Next Paris Agreement

Each year, the Parties to the UNFCCC meet to review and review progress on the Agreement, related agreements and their implementation. The Presidency represents the EU in these international forums, known as the “United Nations Climate Change Conferences” (or Co-Conferences of the Parties). “What I would like from a new government is a combination of urgency and speed, wherever possible, and at the same time work to build the coalition of actors who will lead to good, sustainable policy that will not be overthrown in the next government,” Strait said. In 2015, the U.S. delegation played a central role in negotiations for consensus on the agreement. Trump lied to the campaign by leaving it. No other country followed the U.S. from the deal. In fact, many others have entered the leadership vacuum, she says; The EU, China, Japan and South Korea have recently announced ambitious new targets for how quickly they will achieve net-zero emissions and are on track to achieve them. At the same time, the cost of renewable energy sources, such as sun and wind, has decreased, making them not only competitive, but also often cheaper than fossil energy sources. Global temperatures are rising quite predictably in response to rising greenhouse gas concentrations. This means that there is an ultimate limit to the amount of carbon we can put into the atmosphere if we want to meet temperature targets: in other words, a carbon “budget” that we must stick to.
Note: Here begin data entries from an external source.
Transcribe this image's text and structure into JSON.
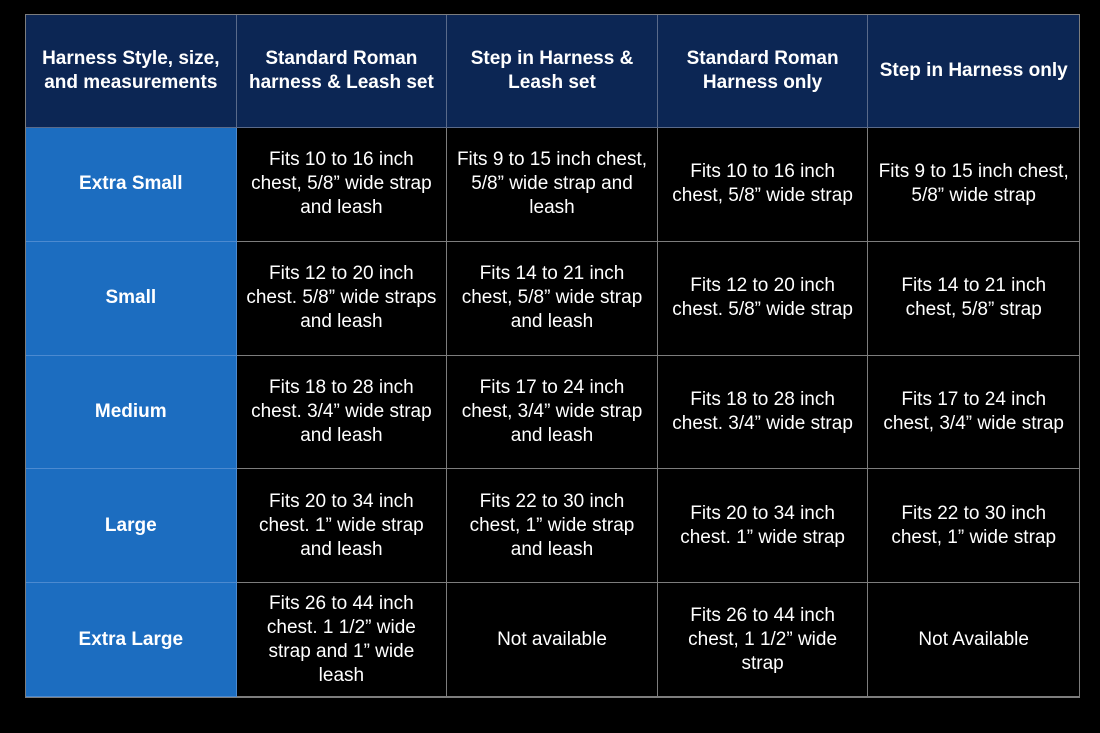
{
  "table": {
    "header": [
      "Harness Style, size, and measurements",
      "Standard Roman harness & Leash set",
      "Step in Harness & Leash set",
      "Standard Roman Harness only",
      "Step in Harness only"
    ],
    "rows": [
      [
        "Extra Small",
        "Fits 10 to 16 inch chest, 5/8” wide strap and leash",
        "Fits 9 to 15 inch chest, 5/8” wide strap and leash",
        "Fits 10 to 16 inch chest, 5/8” wide strap",
        "Fits 9 to 15 inch chest, 5/8” wide strap"
      ],
      [
        "Small",
        "Fits 12 to 20 inch chest. 5/8” wide straps and leash",
        "Fits 14 to 21 inch chest, 5/8” wide strap and leash",
        "Fits 12 to 20 inch chest. 5/8” wide strap",
        "Fits 14 to 21 inch chest, 5/8” strap"
      ],
      [
        "Medium",
        "Fits 18 to 28 inch chest. 3/4” wide strap and leash",
        "Fits 17 to 24 inch chest, 3/4” wide strap and leash",
        "Fits 18 to 28 inch chest. 3/4” wide strap",
        "Fits 17 to 24 inch chest, 3/4” wide strap"
      ],
      [
        "Large",
        "Fits 20 to 34 inch chest. 1” wide strap and leash",
        "Fits 22 to 30 inch chest, 1” wide strap and leash",
        "Fits 20 to 34 inch chest. 1” wide strap",
        "Fits 22 to 30 inch chest, 1” wide strap"
      ],
      [
        "Extra Large",
        "Fits 26 to 44 inch chest. 1 1/2” wide strap and 1” wide leash",
        "Not available",
        "Fits 26 to 44 inch chest, 1 1/2” wide strap",
        "Not Available"
      ]
    ]
  }
}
If President Trump wins, it is almost certain that the United States will remain out of the deal for at least the next four years, making it difficult, if not impossible, to slow the rise in global temperatures.
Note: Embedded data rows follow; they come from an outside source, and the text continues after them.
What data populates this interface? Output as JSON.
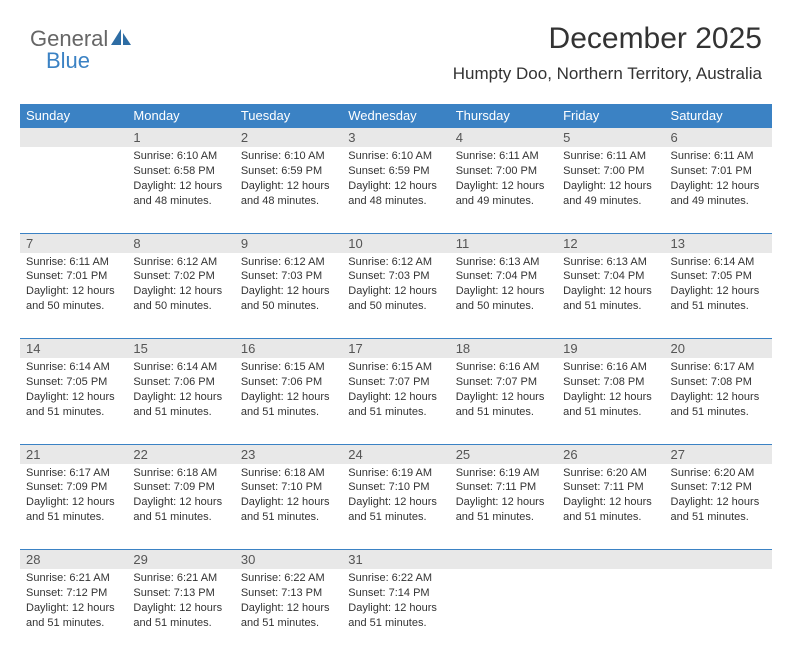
{
  "logo": {
    "text1": "General",
    "text2": "Blue",
    "icon_color": "#2e6da4"
  },
  "header": {
    "title": "December 2025",
    "location": "Humpty Doo, Northern Territory, Australia"
  },
  "colors": {
    "header_bg": "#3b82c4",
    "header_text": "#ffffff",
    "daybar_bg": "#e8e8e8",
    "row_border": "#3b82c4",
    "body_text": "#333333"
  },
  "dayNames": [
    "Sunday",
    "Monday",
    "Tuesday",
    "Wednesday",
    "Thursday",
    "Friday",
    "Saturday"
  ],
  "weeks": [
    [
      null,
      {
        "n": "1",
        "sr": "6:10 AM",
        "ss": "6:58 PM",
        "dl": "12 hours and 48 minutes."
      },
      {
        "n": "2",
        "sr": "6:10 AM",
        "ss": "6:59 PM",
        "dl": "12 hours and 48 minutes."
      },
      {
        "n": "3",
        "sr": "6:10 AM",
        "ss": "6:59 PM",
        "dl": "12 hours and 48 minutes."
      },
      {
        "n": "4",
        "sr": "6:11 AM",
        "ss": "7:00 PM",
        "dl": "12 hours and 49 minutes."
      },
      {
        "n": "5",
        "sr": "6:11 AM",
        "ss": "7:00 PM",
        "dl": "12 hours and 49 minutes."
      },
      {
        "n": "6",
        "sr": "6:11 AM",
        "ss": "7:01 PM",
        "dl": "12 hours and 49 minutes."
      }
    ],
    [
      {
        "n": "7",
        "sr": "6:11 AM",
        "ss": "7:01 PM",
        "dl": "12 hours and 50 minutes."
      },
      {
        "n": "8",
        "sr": "6:12 AM",
        "ss": "7:02 PM",
        "dl": "12 hours and 50 minutes."
      },
      {
        "n": "9",
        "sr": "6:12 AM",
        "ss": "7:03 PM",
        "dl": "12 hours and 50 minutes."
      },
      {
        "n": "10",
        "sr": "6:12 AM",
        "ss": "7:03 PM",
        "dl": "12 hours and 50 minutes."
      },
      {
        "n": "11",
        "sr": "6:13 AM",
        "ss": "7:04 PM",
        "dl": "12 hours and 50 minutes."
      },
      {
        "n": "12",
        "sr": "6:13 AM",
        "ss": "7:04 PM",
        "dl": "12 hours and 51 minutes."
      },
      {
        "n": "13",
        "sr": "6:14 AM",
        "ss": "7:05 PM",
        "dl": "12 hours and 51 minutes."
      }
    ],
    [
      {
        "n": "14",
        "sr": "6:14 AM",
        "ss": "7:05 PM",
        "dl": "12 hours and 51 minutes."
      },
      {
        "n": "15",
        "sr": "6:14 AM",
        "ss": "7:06 PM",
        "dl": "12 hours and 51 minutes."
      },
      {
        "n": "16",
        "sr": "6:15 AM",
        "ss": "7:06 PM",
        "dl": "12 hours and 51 minutes."
      },
      {
        "n": "17",
        "sr": "6:15 AM",
        "ss": "7:07 PM",
        "dl": "12 hours and 51 minutes."
      },
      {
        "n": "18",
        "sr": "6:16 AM",
        "ss": "7:07 PM",
        "dl": "12 hours and 51 minutes."
      },
      {
        "n": "19",
        "sr": "6:16 AM",
        "ss": "7:08 PM",
        "dl": "12 hours and 51 minutes."
      },
      {
        "n": "20",
        "sr": "6:17 AM",
        "ss": "7:08 PM",
        "dl": "12 hours and 51 minutes."
      }
    ],
    [
      {
        "n": "21",
        "sr": "6:17 AM",
        "ss": "7:09 PM",
        "dl": "12 hours and 51 minutes."
      },
      {
        "n": "22",
        "sr": "6:18 AM",
        "ss": "7:09 PM",
        "dl": "12 hours and 51 minutes."
      },
      {
        "n": "23",
        "sr": "6:18 AM",
        "ss": "7:10 PM",
        "dl": "12 hours and 51 minutes."
      },
      {
        "n": "24",
        "sr": "6:19 AM",
        "ss": "7:10 PM",
        "dl": "12 hours and 51 minutes."
      },
      {
        "n": "25",
        "sr": "6:19 AM",
        "ss": "7:11 PM",
        "dl": "12 hours and 51 minutes."
      },
      {
        "n": "26",
        "sr": "6:20 AM",
        "ss": "7:11 PM",
        "dl": "12 hours and 51 minutes."
      },
      {
        "n": "27",
        "sr": "6:20 AM",
        "ss": "7:12 PM",
        "dl": "12 hours and 51 minutes."
      }
    ],
    [
      {
        "n": "28",
        "sr": "6:21 AM",
        "ss": "7:12 PM",
        "dl": "12 hours and 51 minutes."
      },
      {
        "n": "29",
        "sr": "6:21 AM",
        "ss": "7:13 PM",
        "dl": "12 hours and 51 minutes."
      },
      {
        "n": "30",
        "sr": "6:22 AM",
        "ss": "7:13 PM",
        "dl": "12 hours and 51 minutes."
      },
      {
        "n": "31",
        "sr": "6:22 AM",
        "ss": "7:14 PM",
        "dl": "12 hours and 51 minutes."
      },
      null,
      null,
      null
    ]
  ],
  "labels": {
    "sunrise": "Sunrise:",
    "sunset": "Sunset:",
    "daylight": "Daylight:"
  }
}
Prior to the Paris Climate Change Conference, the EU submitted its National Contribution (INDC) to the Secretariat of the United Nations Framework Convention on Climate Change (UNFCCC). The EU`s INDC expresses the EU`s commitment to the negotiation process for a new legally binding agreement on climate change to keep global warming below 2°C. It also confirmed the binding target of reducing national greenhouse gas emissions by at least 40% by 2030 compared to 1990, as set out in the European Council conclusions of October 2014.